2. Unfair Trade Practices Act Claim (Complaint Count II)
The court concludes that, as the Bank argues, this claim is preempted by federal law. Regulations issued by the Comptroller of the Currency expressly state that "[n]ational banks' debt cancellation contracts and debt suspension agreements are governed by this part and applicable Federal law and regulations, and not by part 14 of this chapter or by State law." 12 C.F.R. 37.1(c) (emphasis added. Federal regulations have the same pre-emptive effect as federal statutes. Fidelity Federal Savings & Loan Ass'n v. De La Cuesta, 458 U.S. 141, 153 (1982). The Borrower Protection Plan at issue in this case meets the definition of a debt cancellation or debt suspension contract under the federal regulations. See 12 C.F.R. §§ 37.2(f), 37.2(g).

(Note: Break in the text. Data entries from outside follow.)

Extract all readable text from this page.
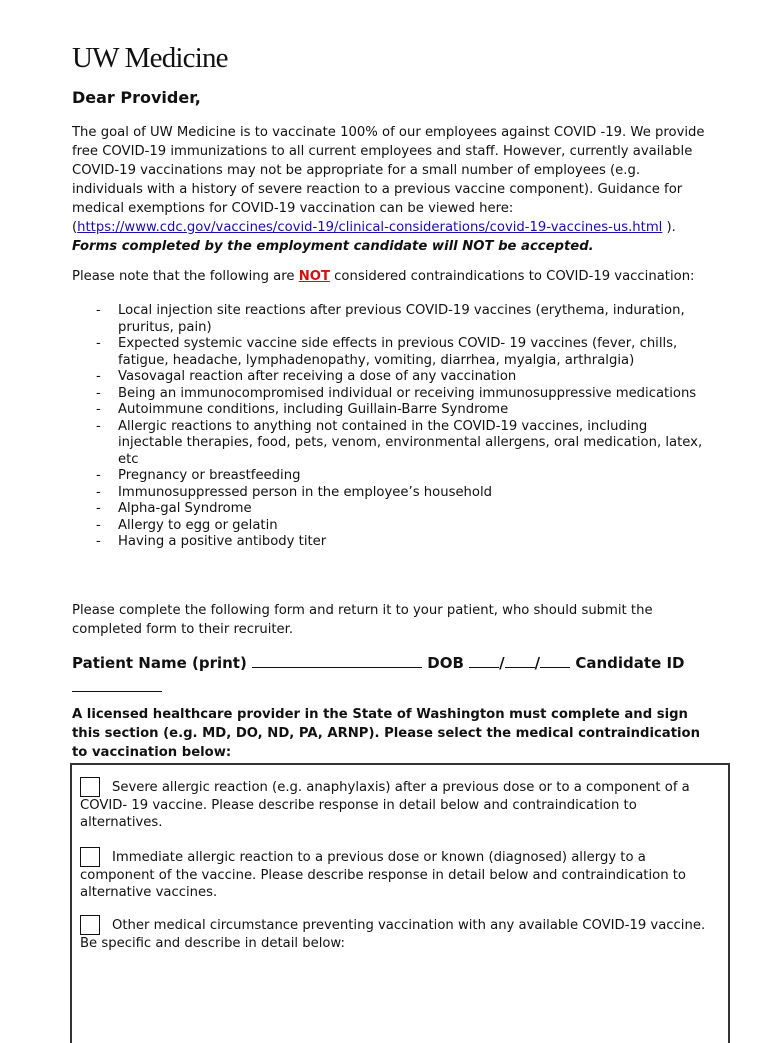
UW Medicine
Dear Provider,
The goal of UW Medicine is to vaccinate 100% of our employees against COVID -19. We provide free COVID-19 immunizations to all current employees and staff. However, currently available COVID-19 vaccinations may not be appropriate for a small number of employees (e.g. individuals with a history of severe reaction to a previous vaccine component). Guidance for medical exemptions for COVID-19 vaccination can be viewed here: (https://www.cdc.gov/vaccines/covid-19/clinical-considerations/covid-19-vaccines-us.html ). Forms completed by the employment candidate will NOT be accepted.
Please note that the following are NOT considered contraindications to COVID-19 vaccination:
- Local injection site reactions after previous COVID-19 vaccines (erythema, induration, pruritus, pain)
- Expected systemic vaccine side effects in previous COVID- 19 vaccines (fever, chills, fatigue, headache, lymphadenopathy, vomiting, diarrhea, myalgia, arthralgia)
- Vasovagal reaction after receiving a dose of any vaccination
- Being an immunocompromised individual or receiving immunosuppressive medications
- Autoimmune conditions, including Guillain-Barre Syndrome
- Allergic reactions to anything not contained in the COVID-19 vaccines, including injectable therapies, food, pets, venom, environmental allergens, oral medication, latex, etc
- Pregnancy or breastfeeding
- Immunosuppressed person in the employee’s household
- Alpha-gal Syndrome
- Allergy to egg or gelatin
- Having a positive antibody titer
Please complete the following form and return it to your patient, who should submit the completed form to their recruiter.
Patient Name (print)	DOB / / Candidate ID

A licensed healthcare provider in the State of Washington must complete and sign this section (e.g. MD, DO, ND, PA, ARNP). Please select the medical contraindication to vaccination below:
Severe allergic reaction (e.g. anaphylaxis) after a previous dose or to a component of a COVID- 19 vaccine. Please describe response in detail below and contraindication to alternatives.
Immediate allergic reaction to a previous dose or known (diagnosed) allergy to a component of the vaccine. Please describe response in detail below and contraindication to alternative vaccines.
Other medical circumstance preventing vaccination with any available COVID-19 vaccine. Be specific and describe in detail below:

Although the complaint does not expressly allege that the Bank of America is a national bank, the Jeffordses do not dispute that status. Federally chartered banks are subject to state laws of general application to the extent that such laws do not conflict with the letter of general purposes of the National Bank Act, 12 U.S.C. § 1 et seq. See Watters v. Wachovia Bank N.A., 550 U.S. 1, 11 (2007). In count II of the complaint, however, the Jeffordses seek to subject a debt cancellation contract to a Maine consumer protection law. The federal regulations, which are expressly designed to ensure that debt cancellation contracts are subject to "appropriate consumer protections, " 12 C.F.R. § 37.1(b), therefore expressly preempt the Maine Unfair Trade Practices Act with respect to debt cancellation contracts.
3. Unjust Enrichment (Complaint Count III)

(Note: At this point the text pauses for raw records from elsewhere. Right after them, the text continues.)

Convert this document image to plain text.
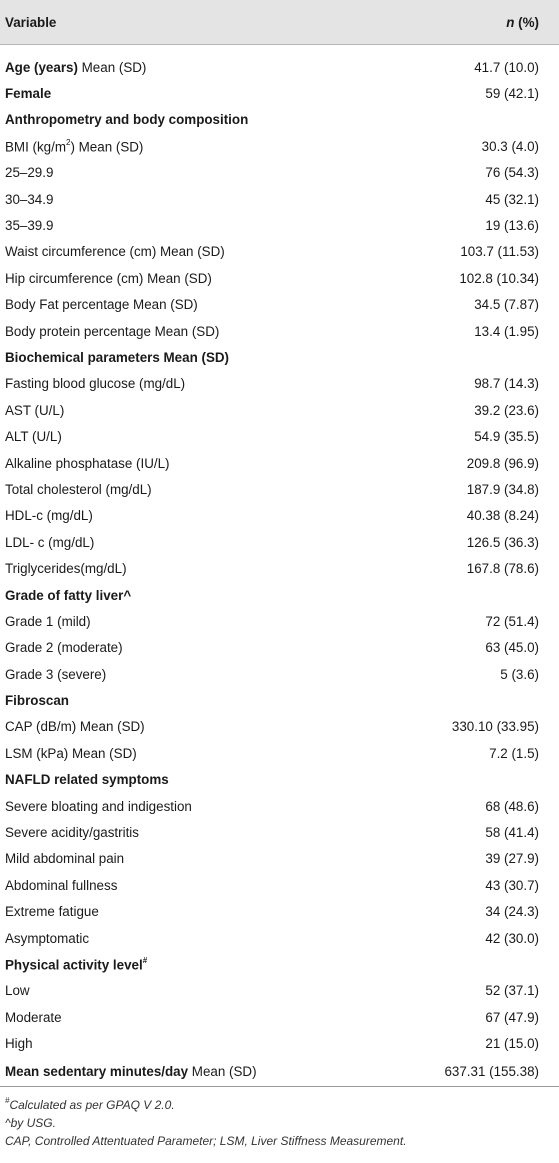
Variable	n (%)
Age (years) Mean (SD)	41.7 (10.0)
Female	59 (42.1)
Anthropometry and body composition
BMI $(kg/m^2)$ Mean (SD)	30.3 (4.0)
25–29.9	76 (54.3)
30–34.9	45 (32.1)
35–39.9	19 (13.6)
Waist circumference (cm) Mean (SD)	103.7 (11.53)
Hip circumference (cm) Mean (SD)	102.8 (10.34)
Body Fat percentage Mean (SD)	34.5 (7.87)
Body protein percentage Mean (SD)	13.4 (1.95)
Biochemical parameters Mean (SD)
Fasting blood glucose (mg/dL)	98.7 (14.3)
AST (U/L)	39.2 (23.6)
ALT (U/L)	54.9 (35.5)
Alkaline phosphatase (IU/L)	209.8 (96.9)
Total cholesterol (mg/dL)	187.9 (34.8)
HDL-c (mg/dL)	40.38 (8.24)
LDL- c (mg/dL)	126.5 (36.3)
Triglycerides(mg/dL)	167.8 (78.6)
Grade of fatty liver^
Grade 1 (mild)	72 (51.4)
Grade 2 (moderate)	63 (45.0)
Grade 3 (severe)	5 (3.6)
Fibroscan
CAP (dB/m) Mean (SD)	330.10 (33.95)
LSM (kPa) Mean (SD)	7.2 (1.5)
NAFLD related symptoms
Severe bloating and indigestion	68 (48.6)
Severe acidity/gastritis	58 (41.4)
Mild abdominal pain	39 (27.9)
Abdominal fullness	43 (30.7)
Extreme fatigue	34 (24.3)
Asymptomatic	42 (30.0)
Physical activity level#
Low	52 (37.1)
Moderate	67 (47.9)
High	21 (15.0)
Mean sedentary minutes/day Mean (SD)	637.31 (155.38)
#Calculated as per GPAQ V 2.0.
^by USG.
CAP, Controlled Attentuated Parameter; LSM, Liver Stiffness Measurement.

The Bank argues that this claim is also pre-empted. Under Maine law, however, an unjust enrichment remedy exists not as a matter of consumer protection but to allow restitution in a case where contractual requisites have not been satisfied or where for some other reason there is no contractual relationship.

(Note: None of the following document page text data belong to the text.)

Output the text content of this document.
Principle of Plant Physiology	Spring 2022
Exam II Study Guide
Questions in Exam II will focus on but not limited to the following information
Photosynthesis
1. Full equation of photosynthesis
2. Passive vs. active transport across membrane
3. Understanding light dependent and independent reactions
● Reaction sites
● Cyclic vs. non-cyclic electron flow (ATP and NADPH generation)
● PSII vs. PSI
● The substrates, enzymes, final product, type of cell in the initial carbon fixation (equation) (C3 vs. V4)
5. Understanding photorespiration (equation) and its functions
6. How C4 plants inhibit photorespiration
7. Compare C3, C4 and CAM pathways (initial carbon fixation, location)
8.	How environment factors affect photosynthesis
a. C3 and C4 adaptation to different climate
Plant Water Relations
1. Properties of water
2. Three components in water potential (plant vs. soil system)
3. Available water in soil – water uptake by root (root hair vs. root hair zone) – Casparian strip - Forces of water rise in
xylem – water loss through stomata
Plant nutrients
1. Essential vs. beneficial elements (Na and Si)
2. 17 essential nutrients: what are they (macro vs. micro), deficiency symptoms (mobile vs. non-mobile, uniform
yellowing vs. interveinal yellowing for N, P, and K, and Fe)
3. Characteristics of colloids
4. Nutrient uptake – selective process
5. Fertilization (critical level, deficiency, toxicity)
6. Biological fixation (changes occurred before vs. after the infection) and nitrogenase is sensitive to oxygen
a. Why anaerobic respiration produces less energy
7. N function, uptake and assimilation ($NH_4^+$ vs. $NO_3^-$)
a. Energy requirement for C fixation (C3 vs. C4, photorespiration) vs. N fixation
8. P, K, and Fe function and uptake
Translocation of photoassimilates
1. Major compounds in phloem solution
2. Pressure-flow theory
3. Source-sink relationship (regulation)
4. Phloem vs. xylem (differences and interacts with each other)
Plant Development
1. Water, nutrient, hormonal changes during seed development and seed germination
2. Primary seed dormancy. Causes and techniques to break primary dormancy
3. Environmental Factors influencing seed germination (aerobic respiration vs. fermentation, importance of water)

In the court's view, therefore, the Jeffordses' cause of action for unjust enrichment is not pre-empted. However, it fails to state a claim for another reason -because the existence of a contractual relationship precludes recovery on a theory of unjust enrichment. Nadeau v. Pitman, 1999 ME 104 ¶ 14, 731 A.2d 863. The Jeffordses have alleged that there is a contractual relationship in this case, and the documents that are annexed to their complaint confirm that relationship. As a result, this action must stand or fall on whether the Jeffordses have complied with their contract, whether any conditions to that contract that did not occur should be excused as immaterial, and whether the Bank was within its rights to decline the Jeffordses' application to cancel monthly payments.
Under these circumstances, the allegations in the complaint fail to state a claim for unjust enrichment.
The entry shall be:
Defendant's motion to dismiss is denied as to count I of the complaint but is granted as to counts II and III of the complaint. The clerk is directed to incorporate this order in the docket by reference pursuant to Rule 79(a).